Thursday, December 31, 2009
As Adam Steinman writes on the Civil Procedure & Federal Courts Blog, people interested in civil procedure, federalism, consumer law and class actions are eagerly awaiting the Court's decision in the Shady Grove case. The question in that case is whether a New York Civil Procedure Law (NYCPLR) prohibiting class actions in a certain class of cases will bar a class action on that type of case from being certified in Federal Court under Rule 23.
Steinman argues that a ruling that the NYrule prohibiting class actions will be applied by the federal court may not be so bad for plaintiffs. Although in this particular case it will bar plaintiffs' class action, in jurisdictions where the state class action rule is more lenient than the federal rule the Court may end up permitting classes to be certified under state procedural law that couldn't have been certified under Rule 23. So the case may end up badly for these plaintiffs, but not for plaintiffs generally because now plaintiff-friendly state class action law will be imported into the federal courts thanks to the Class Action Fairness Act of 2005 (CAFA).
I disagree. I predict that this case will end up being a one way ratchet. I think the Court will rule that because the NY rule bars class actions entirely for this type of case, Rule 23 does not even kick in. But when plaintiffs seek to have a class certified in the absence of an outright ban, Rule 23 does apply and whatever restrictive reading of Rule 23 the federal courts have given will trump more lenient state rules. In other words, the Court is likely to distinguish between cases where the rule bars class actions entirely (the state rule trumps) and cases where the state rule permits class action (the Federal rule trumps). I am not saying this is right or analytically sound, just that this is what I think the outcome will be.

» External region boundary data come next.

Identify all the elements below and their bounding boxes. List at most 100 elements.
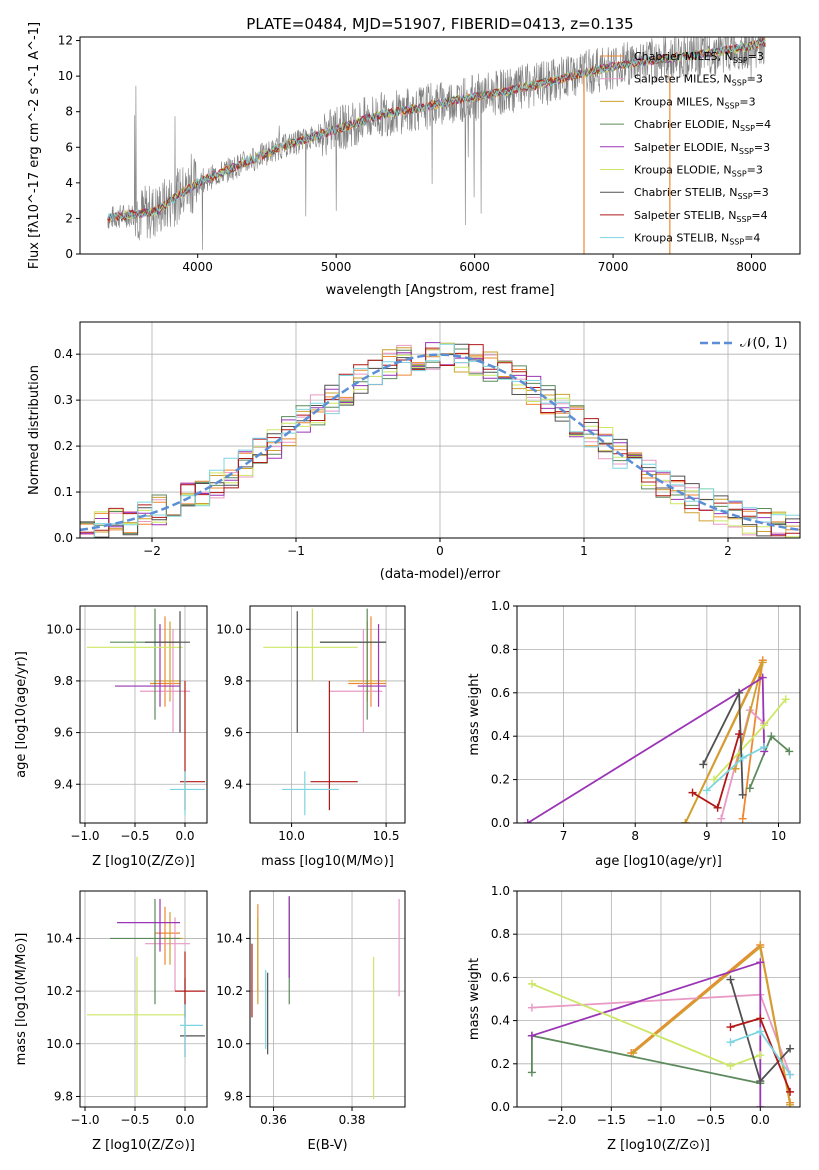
- x-tick-label: −1.0: [646, 1113, 675, 1127]
- y-tick-label: 9.8: [54, 674, 73, 688]
- figure-title: PLATE=0484, MJD=51907, FIBERID=0413, z=0…: [246, 15, 633, 33]
- weight-marker: [710, 775, 719, 784]
- panels: 4000 5000 6000 7000 8000024681012wavelength …: [14, 22, 801, 1153]
- y-tick-label: 0.0: [491, 816, 510, 830]
- x-axis-label: age [log10(age/yr)]: [595, 854, 722, 869]
- axes-frame: [516, 890, 801, 1108]
- legend-entry: Salpeter MILES, NSSP=3: [634, 73, 763, 88]
- x-tick-label: 4000: [182, 260, 213, 274]
- y-tick-label: 1.0: [491, 599, 510, 613]
- axes-frame: [79, 890, 208, 1108]
- weight-marker: [756, 1103, 765, 1107]
- weight-marker: [527, 1003, 536, 1012]
- weight-line: [748, 734, 790, 789]
- legend: Chabrier MILES, NSSP=3 Salpeter MILES, NS…: [600, 50, 771, 247]
- x-tick-label: −2: [143, 544, 161, 558]
- weight-marker: [756, 943, 765, 952]
- weight-marker: [758, 658, 767, 667]
- plot-area: [107, 37, 766, 254]
- x-tick-label: 0.0: [175, 829, 194, 843]
- weight-marker: [767, 732, 776, 741]
- y-tick-label: 10.0: [46, 622, 73, 636]
- weight-marker: [523, 819, 532, 823]
- x-tick-label: 0.0: [175, 1113, 194, 1127]
- x-tick-label: 1: [580, 544, 588, 558]
- plot-area: [250, 606, 405, 823]
- weight-marker: [738, 790, 747, 799]
- panel-8: −2.0 −1.5 −1.0 −0.5 0.0 0.0 0.2 0.4 0.6 0.8 1.0 Z […: [467, 884, 801, 1153]
- y-tick-label: 1.0: [491, 884, 510, 898]
- weight-line: [531, 961, 762, 1107]
- legend-entry: Kroupa STELIB, NSSP=4: [634, 232, 760, 247]
- y-tick-label: 9.8: [224, 674, 243, 688]
- x-axis-label: Z [log10(Z/Z⊙)]: [92, 1138, 195, 1153]
- weight-marker: [527, 979, 536, 988]
- y-tick-label: 12: [58, 34, 73, 48]
- axes-frame: [79, 36, 801, 255]
- model-spectrum-line: [107, 39, 766, 222]
- x-tick-label: 0.36: [260, 1113, 287, 1127]
- plot-area: [80, 322, 800, 538]
- legend-entry: Kroupa MILES, NSSP=3: [634, 95, 756, 110]
- y-tick-label: 0.4: [491, 1014, 510, 1028]
- y-axis-label: mass weight: [467, 673, 482, 755]
- weight-marker: [760, 721, 769, 730]
- weight-marker: [527, 1031, 536, 1040]
- weight-marker: [527, 1068, 536, 1077]
- x-tick-label: 0: [436, 544, 444, 558]
- axes-frame: [249, 605, 406, 824]
- x-tick-label: 8000: [736, 260, 767, 274]
- x-tick-label: 7000: [598, 260, 629, 274]
- y-tick-label: 0.4: [54, 347, 73, 361]
- x-axis-label: E(B-V): [307, 1138, 347, 1153]
- x-axis-label: Z [log10(Z/Z⊙)]: [92, 854, 195, 869]
- panel-6: −1.0 −0.5 0.0 9.8 10.0 10.2 10.4 Z [log10(Z/Z⊙)…: [14, 890, 208, 1153]
- weight-marker: [756, 1014, 765, 1023]
- legend-entry: Kroupa ELODIE, NSSP=3: [634, 164, 763, 179]
- panel-7: 0.36 0.38 9.8 10.0 10.2 10.4 E(B-V): [216, 890, 406, 1153]
- panel-4: 10.0 10.5 9.4 9.6 9.8 10.0 mass [log10(M/M⊙)]: [216, 605, 406, 869]
- weight-marker: [726, 975, 735, 984]
- legend-entry: Salpeter STELIB, NSSP=4: [634, 209, 768, 224]
- y-tick-label: 10.4: [216, 931, 243, 945]
- weight-marker: [786, 1100, 795, 1107]
- plot-area: [517, 606, 800, 823]
- plot-area: [80, 606, 207, 823]
- weight-marker: [735, 730, 744, 739]
- legend-entry: Chabrier ELODIE, NSSP=4: [634, 118, 771, 133]
- weight-marker: [756, 958, 765, 967]
- weight-marker: [785, 747, 794, 756]
- y-tick-label: 2: [65, 211, 73, 225]
- weight-marker: [756, 1077, 765, 1086]
- x-tick-label: 8: [631, 829, 639, 843]
- x-tick-label: −1.0: [70, 1113, 99, 1127]
- weight-marker: [786, 1044, 795, 1053]
- axes-frame: [79, 321, 801, 539]
- x-axis-label: mass [log10(M/M⊙)]: [261, 854, 394, 869]
- weight-line: [632, 945, 791, 1105]
- weight-marker: [756, 1027, 765, 1036]
- y-tick-label: 0.3: [54, 393, 73, 407]
- weight-marker: [745, 784, 754, 793]
- weight-marker: [786, 1087, 795, 1096]
- x-tick-label: 10.5: [373, 829, 400, 843]
- y-tick-label: 10.2: [216, 984, 243, 998]
- panel-2: −2 −1 0 1 2 0.0 0.1 0.2 0.3 0.4 (data-model)/error…: [27, 321, 801, 582]
- weight-marker: [681, 819, 690, 823]
- x-tick-label: 5000: [321, 260, 352, 274]
- weight-marker: [738, 753, 747, 762]
- x-tick-label: −2.0: [547, 1113, 576, 1127]
- y-tick-label: 8: [65, 105, 73, 119]
- panel-1: 4000 5000 6000 7000 8000 0 2 4 6 8 10 12 wavelength …: [27, 22, 801, 298]
- weight-marker: [726, 1038, 735, 1047]
- y-tick-label: 0.2: [491, 1057, 510, 1071]
- panel-3: −1.0 −0.5 0.0 9.4 9.6 9.8 10.0 Z [log10(Z/Z⊙)] a…: [14, 605, 208, 869]
- weight-marker: [786, 1070, 795, 1079]
- y-tick-label: 10.2: [46, 984, 73, 998]
- y-tick-label: 9.6: [54, 726, 73, 740]
- residual-histogram: [80, 343, 800, 538]
- x-axis-label: Z [log10(Z/Z⊙)]: [607, 1138, 710, 1153]
- weight-marker: [731, 764, 740, 773]
- y-axis-label: age [log10(age/yr)]: [14, 651, 29, 778]
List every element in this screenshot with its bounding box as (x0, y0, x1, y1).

Can this distinction be sustained? I think it will produce a pretty unstable doctrine. But then again, Erie is already pretty unstable and we seem to be living with the instability for some time now.
The more sensible ruling would probaby be to say that CAFA brought these cases into federal court, the manifested intent of Congress in changing the jurisdictional balance of power between the states and the federal courts was that federal rules occupy the field in class actions, and therefore rule 23 should apply to this case. As Steinman points out, this outcome may seem plaintiff friendly today, but given the federal courts' treatment of choice of law issues in national class actions, this is not necessarily a bad outcome for defendants.